“LEONORA ADDIO” DI PAOLO TAVIANI

1946. All’indomani della Liberazione dell’Italia dal nazi-fascismo, una nicchia del cimitero del Verano a Roma viene aperta per estrarvi un’urna funeraria. Le ceneri in essa contenute sono del drammaturgo e romanziere Luigi Pirandello, che da dieci anni attendono di essere spostate nell’agrigentino, luogo di nascita dello scrittore. A un modesto impiegato comunale (Fabrizio Ferracane) viene affidato l’ingrato compito di affrontare il viaggio da Roma alla Sicilia per dar loro finalmente degna sepoltura.

E’ questa la premessa da cui parte Leonora addio, primo film realizzato da Paolo Taviani senza la collaborazione del fratello Vittorio (scomparso nel 2018 e a cui il film è dedicato); ma, a dispetto di essa, si trova poco o niente del dramma storico/agiografico nell’unica pellicola italiana entrata in Concorso all’ultima edizione del Festival di Berlino. Il focus del regista pisano pare essere in primo luogo l’immagine: ed è proprio sulle immagini di un cinegiornale dell’Istituto LUCE si apre il film, precisamente risalenti al momento della consegna del premio Nobel per la letteratura a Pirandello nel 1934. Estratti in bianco e nero a cui si succedono altre immagini in bianco e nero, questa volta realizzate prima manu da Taviani: le immagini di una finzione filmica avviluppata in quelle dei cinegiornali e dei film neorealisti utilizzate dal regista per raccontare, in un’unica volata, quella che è stata l’Italia dal 1936 al 1946, e che anche dopo continua a essere (e a esistere) solo in bianco e nero.

Un’Italia post-bellica che pare muoversi al ritmo di una novella dell’autore siciliano: la partenza dell’aereo su cui l’impiegato con le ceneri dovrebbe partire per raggiungere la Sicilia viene cancellata perché gli altri passeggeri non se la sentono di “fare il viaggio col morto”; la cassa in cui è inserita l’urna per il viaggio in treno viene usata come supporto per giocare a “tre sette col morto”; il tanto atteso funerale del Maestro viene scambiato dal popolino per il funerale di un nano, tanto è piccola la bara che contiene l’urna. Un’Italia che è Sicilia e una Sicilia che si fa specchio dell’Italia: un viaggio surreale che si propone anche di continuare l’operazione di adattamento cinematografico della poetica pirandelliana iniziata dai due fratelli con Kaos.
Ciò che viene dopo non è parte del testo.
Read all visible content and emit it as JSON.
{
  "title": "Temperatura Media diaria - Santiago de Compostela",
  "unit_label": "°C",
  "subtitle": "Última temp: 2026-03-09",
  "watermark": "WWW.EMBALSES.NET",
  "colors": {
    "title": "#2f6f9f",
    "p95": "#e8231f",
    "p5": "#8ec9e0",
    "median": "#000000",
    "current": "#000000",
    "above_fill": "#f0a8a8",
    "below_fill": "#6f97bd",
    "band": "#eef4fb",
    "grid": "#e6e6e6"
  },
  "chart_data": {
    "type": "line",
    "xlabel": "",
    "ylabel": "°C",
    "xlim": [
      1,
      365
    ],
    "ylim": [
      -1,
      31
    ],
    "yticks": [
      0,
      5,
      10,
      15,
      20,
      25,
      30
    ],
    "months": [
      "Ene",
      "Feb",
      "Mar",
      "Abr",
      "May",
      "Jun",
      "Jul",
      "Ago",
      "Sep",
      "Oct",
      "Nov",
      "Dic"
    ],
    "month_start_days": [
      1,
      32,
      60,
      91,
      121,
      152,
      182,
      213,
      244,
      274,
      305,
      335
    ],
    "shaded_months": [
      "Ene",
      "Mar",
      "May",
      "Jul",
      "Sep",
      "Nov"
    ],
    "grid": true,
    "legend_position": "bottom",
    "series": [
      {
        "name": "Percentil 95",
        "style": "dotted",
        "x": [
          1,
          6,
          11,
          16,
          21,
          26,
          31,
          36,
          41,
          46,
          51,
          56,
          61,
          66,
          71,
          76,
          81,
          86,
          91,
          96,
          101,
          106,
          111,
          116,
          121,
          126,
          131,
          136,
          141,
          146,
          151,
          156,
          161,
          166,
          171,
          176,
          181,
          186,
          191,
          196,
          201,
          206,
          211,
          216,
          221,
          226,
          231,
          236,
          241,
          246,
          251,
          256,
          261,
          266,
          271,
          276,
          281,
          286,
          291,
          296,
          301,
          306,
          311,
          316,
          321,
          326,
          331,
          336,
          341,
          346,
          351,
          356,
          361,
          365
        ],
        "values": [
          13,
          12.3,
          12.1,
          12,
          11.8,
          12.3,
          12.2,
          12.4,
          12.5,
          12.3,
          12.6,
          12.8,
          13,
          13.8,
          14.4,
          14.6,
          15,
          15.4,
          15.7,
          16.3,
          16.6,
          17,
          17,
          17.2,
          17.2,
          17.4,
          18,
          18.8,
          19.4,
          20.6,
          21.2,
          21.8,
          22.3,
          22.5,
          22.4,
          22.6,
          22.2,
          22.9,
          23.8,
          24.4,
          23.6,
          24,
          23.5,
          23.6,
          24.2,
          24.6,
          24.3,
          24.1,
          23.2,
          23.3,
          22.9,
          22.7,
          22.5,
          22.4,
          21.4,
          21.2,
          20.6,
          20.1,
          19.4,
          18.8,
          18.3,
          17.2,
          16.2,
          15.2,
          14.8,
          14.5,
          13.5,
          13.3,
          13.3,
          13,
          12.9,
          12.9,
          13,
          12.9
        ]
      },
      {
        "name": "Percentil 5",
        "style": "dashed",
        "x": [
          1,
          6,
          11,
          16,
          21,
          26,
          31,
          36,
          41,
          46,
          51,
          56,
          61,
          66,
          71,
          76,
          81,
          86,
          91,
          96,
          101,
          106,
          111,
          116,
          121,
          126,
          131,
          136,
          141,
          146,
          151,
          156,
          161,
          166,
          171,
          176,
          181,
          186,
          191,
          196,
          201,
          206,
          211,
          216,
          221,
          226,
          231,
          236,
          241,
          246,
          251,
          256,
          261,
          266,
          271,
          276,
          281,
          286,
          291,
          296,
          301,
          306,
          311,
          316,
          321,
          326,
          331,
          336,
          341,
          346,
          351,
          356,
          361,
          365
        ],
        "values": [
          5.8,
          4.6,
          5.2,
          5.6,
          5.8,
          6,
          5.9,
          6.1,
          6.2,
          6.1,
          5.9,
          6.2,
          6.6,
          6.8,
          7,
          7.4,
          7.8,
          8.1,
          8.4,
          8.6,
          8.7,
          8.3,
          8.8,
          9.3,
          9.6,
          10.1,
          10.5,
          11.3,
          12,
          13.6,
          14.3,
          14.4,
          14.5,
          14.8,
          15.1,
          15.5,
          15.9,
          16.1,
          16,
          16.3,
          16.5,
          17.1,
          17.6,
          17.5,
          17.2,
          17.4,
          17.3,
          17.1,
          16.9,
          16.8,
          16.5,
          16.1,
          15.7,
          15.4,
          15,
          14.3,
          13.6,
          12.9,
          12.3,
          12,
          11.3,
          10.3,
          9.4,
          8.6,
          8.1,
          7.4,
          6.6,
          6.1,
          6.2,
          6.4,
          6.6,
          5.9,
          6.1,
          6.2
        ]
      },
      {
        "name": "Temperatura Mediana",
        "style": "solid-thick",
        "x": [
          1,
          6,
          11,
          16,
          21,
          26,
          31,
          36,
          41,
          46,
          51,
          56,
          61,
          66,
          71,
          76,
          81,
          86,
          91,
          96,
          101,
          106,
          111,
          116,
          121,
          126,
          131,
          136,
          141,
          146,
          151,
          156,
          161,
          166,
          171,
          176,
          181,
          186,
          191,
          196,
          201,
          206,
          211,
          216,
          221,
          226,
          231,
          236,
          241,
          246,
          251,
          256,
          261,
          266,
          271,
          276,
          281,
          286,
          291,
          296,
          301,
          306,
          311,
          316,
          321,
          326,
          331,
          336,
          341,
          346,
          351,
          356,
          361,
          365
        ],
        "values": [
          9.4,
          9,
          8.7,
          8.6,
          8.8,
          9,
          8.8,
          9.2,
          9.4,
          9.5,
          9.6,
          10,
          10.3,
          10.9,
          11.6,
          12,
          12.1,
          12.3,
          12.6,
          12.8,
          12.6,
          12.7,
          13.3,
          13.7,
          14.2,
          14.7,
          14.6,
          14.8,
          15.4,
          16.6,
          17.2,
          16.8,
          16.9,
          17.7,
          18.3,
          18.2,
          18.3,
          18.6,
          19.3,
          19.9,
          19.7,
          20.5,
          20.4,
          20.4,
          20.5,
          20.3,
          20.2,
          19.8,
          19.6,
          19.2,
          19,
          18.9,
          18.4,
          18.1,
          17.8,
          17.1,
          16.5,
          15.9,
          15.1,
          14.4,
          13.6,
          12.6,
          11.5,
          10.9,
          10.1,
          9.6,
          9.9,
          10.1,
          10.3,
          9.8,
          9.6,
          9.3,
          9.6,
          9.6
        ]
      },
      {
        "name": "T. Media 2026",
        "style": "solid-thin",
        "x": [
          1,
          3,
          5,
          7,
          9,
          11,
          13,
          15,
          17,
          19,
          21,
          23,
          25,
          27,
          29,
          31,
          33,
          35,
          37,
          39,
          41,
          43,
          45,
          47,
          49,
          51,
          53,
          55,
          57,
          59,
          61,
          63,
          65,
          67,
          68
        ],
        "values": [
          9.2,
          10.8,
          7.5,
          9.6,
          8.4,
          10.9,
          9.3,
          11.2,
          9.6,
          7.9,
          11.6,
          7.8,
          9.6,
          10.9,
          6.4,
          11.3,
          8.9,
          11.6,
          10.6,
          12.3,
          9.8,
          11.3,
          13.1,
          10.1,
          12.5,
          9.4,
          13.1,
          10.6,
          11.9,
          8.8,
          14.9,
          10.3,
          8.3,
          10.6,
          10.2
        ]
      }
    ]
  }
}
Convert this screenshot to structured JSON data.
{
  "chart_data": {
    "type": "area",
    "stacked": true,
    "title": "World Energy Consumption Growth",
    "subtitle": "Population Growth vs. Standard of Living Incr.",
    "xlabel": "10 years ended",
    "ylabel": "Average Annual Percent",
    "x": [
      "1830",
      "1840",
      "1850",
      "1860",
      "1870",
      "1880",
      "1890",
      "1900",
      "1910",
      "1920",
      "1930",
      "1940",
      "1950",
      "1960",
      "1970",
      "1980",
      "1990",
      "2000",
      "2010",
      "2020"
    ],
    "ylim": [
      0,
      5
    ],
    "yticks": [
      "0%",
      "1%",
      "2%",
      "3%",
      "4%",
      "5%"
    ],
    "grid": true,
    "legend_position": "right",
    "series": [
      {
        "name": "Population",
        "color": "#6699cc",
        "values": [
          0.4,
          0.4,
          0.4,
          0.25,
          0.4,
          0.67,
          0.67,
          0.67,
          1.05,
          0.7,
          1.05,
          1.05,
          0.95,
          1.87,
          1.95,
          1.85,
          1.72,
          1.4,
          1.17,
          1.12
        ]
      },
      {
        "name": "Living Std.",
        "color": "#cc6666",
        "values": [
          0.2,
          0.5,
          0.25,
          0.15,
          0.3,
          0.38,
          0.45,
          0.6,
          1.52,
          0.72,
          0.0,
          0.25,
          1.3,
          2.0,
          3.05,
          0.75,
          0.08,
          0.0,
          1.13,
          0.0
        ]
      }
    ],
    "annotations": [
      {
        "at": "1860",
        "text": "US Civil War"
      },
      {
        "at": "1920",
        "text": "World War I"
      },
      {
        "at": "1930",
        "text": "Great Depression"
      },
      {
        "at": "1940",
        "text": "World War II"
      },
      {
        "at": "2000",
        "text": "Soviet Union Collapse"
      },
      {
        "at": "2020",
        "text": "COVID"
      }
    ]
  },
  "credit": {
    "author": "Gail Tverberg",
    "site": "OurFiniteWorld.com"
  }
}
E proprio sull’adattamento dell’ultima novella scritta da Pirandello prima di morire, Il chiodo, si chiude il film: un racconto che parla della morte come un qualcosa di inevitabile, a cui anche la più piccola cosa concorre. Proprio in questo epilogo si legge la compiuta separazione e accettazione di Taviani del proprio lutto personale: un epilogo in cui, a dispetto del tema, finalmente esplodono i colori assenti dal grigio e “surreale reale” fino a poco prima mostrato.

Un cortocircuito di immagini e di punti di vista, di vita e di morte; un film d’altri tempi, di un’autorialità antica che ancora tanto ha da insegnare al presente; solo in questo modo si potrebbe definire Leonora addio, un cinema a cui ogni appassionato dovrebbe augurarsi di poter guardare solo come un “arrivederci”.